- Born: 1939 (age 86–87)
- Citizenship: British
- Education: Trinity College, Cambridge
- Known for: Software engineering, formal methods
- Awards: STL Creativity Award
- Scientific career
- Fields: Computer science
- Workplaces: Texas Instruments, Elliott Brothers, University of London, ICL, STL, Praxis, Brunel University, City University

= Tim Denvir =

British software engineer

Tim Denvir (born 1939) is a British software engineer, specialising in formal methods.

Denvir studied for a Mathematics degree at Trinity College, Cambridge during 1959–1962.

Before his degree, during 1958–1959, Tim Denvir was an engineering assistant at Texas Instruments, designing, building, and testing electronic circuits using discrete semiconductors. After his degree, during 1962–1965, he was a systems programmer with Elliott Brothers, programming operating systems and device drivers. During 1965–1969, he was a systems programmer at the University of London Atlas Computing Service, undertaking systems programming for the Atlas computer and compiler design. During 1969–1971, he was a project manager with RADICS, working on ALGOL 60 compilers.

During 1971–1972, Denvir was a principal technical officer at International Computers Limited (ICL), working on unifying compiler design for the ICL 2900 Series of mainframe computers. During 1972–1986, he was a department manager and then, from 1980, chief research engineer at the Standard Telecommunication Laboratories (STL), working on project management, technical education, and research. He won the STL Creativity Award. During 1986–1991, he was a senior/principal consultant at Praxis Systems plc, seconded for part of the time to the Information Technology Division of the UK Government Department of Trade and Industry (DTI). During 1991–2003, he was Director of Translimina Ltd.

Academically, during 1988–1989, Denvir was an Associate Reader at Brunel University, teaching formal methods. During 1992–1994, he was Honorary Visiting Professor at City University in London, where he developed and delivered a course on denotational semantics.

Denvir has been a member of the editorial board for the Formal Aspects of Computing journal (1989–2003) and the Springer FACIT book series. He was a member of the BSI IST/51-119 Vienna Development Method (VDM) Standardisation Committee. He was the Secretary of VDM Europe (1986–88 & 1991) and Chairman of the FACS Specialist Group (1993–1995). More recently, he has been editor of the associated FACS FACTS.

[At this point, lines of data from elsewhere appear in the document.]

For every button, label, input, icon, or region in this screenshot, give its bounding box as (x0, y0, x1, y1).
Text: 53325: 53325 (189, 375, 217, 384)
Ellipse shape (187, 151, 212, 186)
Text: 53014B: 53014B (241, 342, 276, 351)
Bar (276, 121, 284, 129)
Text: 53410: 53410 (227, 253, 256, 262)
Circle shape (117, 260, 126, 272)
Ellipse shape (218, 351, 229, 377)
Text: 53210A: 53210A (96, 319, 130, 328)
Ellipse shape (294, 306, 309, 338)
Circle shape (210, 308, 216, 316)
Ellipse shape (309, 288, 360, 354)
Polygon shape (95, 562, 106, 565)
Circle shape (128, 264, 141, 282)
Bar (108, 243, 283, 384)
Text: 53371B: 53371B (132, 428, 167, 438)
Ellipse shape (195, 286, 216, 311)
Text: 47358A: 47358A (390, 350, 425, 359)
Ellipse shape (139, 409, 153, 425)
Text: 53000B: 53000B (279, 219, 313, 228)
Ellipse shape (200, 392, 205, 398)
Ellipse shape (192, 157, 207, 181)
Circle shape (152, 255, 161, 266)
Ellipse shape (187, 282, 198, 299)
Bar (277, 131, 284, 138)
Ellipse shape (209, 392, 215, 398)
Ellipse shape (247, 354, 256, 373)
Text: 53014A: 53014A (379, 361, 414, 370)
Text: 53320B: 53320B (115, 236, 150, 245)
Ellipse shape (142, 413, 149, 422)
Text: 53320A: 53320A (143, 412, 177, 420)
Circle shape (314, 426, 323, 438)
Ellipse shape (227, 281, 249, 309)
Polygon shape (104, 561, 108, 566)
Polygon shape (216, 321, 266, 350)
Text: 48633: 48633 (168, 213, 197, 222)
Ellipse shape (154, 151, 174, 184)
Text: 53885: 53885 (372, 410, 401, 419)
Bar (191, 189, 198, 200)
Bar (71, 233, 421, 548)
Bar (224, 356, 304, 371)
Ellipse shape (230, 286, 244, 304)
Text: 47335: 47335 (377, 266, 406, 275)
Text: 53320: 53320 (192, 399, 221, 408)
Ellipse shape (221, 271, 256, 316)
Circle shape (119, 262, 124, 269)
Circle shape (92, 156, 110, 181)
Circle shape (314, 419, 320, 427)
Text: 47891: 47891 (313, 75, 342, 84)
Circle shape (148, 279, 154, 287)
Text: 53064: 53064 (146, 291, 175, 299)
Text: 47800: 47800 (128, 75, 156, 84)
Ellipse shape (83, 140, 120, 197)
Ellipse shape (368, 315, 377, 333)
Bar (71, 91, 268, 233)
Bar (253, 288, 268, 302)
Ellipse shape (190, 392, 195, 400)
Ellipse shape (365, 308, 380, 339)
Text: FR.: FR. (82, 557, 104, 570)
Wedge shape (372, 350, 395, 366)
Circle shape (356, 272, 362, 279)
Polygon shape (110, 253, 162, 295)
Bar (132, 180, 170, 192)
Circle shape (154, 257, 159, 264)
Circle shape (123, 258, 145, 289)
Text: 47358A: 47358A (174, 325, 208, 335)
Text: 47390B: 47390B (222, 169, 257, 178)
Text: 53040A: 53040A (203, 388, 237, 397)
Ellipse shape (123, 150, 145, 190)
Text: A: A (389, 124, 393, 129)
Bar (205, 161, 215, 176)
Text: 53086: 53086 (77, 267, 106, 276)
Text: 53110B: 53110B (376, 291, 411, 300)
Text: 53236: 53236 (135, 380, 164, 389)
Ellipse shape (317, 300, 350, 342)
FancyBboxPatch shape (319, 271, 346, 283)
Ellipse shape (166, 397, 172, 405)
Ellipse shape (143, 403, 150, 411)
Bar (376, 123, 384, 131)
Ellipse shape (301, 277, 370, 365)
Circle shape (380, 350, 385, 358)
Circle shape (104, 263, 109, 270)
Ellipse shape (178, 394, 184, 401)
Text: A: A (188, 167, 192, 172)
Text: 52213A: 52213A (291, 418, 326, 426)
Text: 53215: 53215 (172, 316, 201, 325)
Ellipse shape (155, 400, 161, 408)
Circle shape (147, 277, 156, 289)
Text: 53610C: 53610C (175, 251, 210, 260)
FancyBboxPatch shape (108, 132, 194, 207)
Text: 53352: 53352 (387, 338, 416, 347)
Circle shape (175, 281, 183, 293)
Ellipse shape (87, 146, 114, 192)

Tim Denvir has authored/edited/translated a number of books, including:

- The Analysis of Concurrent Systems (Springer, Lecture Notes in Computer Science 207, 1985, ISBN 3-540-16047-7), co-edited with W. T. Harwood, M. I. Jackson, and M. J. Wray
- Introduction to Discrete Mathematics for Software Engineering (Macmillan, Computer Science Series, 1986, ISBN 978-0333407370)
- Formal Aspects of Measurement (Springer, Workshops in Computing, 1991, ISBN 978-3540197881), co-edited with Rosalind Herman and Robin Whitty
- 5th Refinement Workshop (Springer, Workshops in Computing, 1992, ISBN 978-3540197522), co-edited with Cliff B. Jones and Roger C. Shaw
- FM'94: Industrial Benefit of Formal Methods (Springer, Lecture Notes in Computer Science, 1994, ISBN 978-3-540-58555-8, ), co-edited with Maurice Naftalin and Miquel Bertran
- Carl Adam Petri: Life and Science (Springer, 2015, ISBN 978-3662480922), by Einar Smith, translated into English by the author and Tim Denvir

==Interests==
Tim Denvir has been a keen hill-walker and "compleated" (in the parlance of the Scottish Mountaineering Club) all of the 282 Munros (the Scottish hills over 3,000 feet) in 2011, becoming Munroist number 4,855.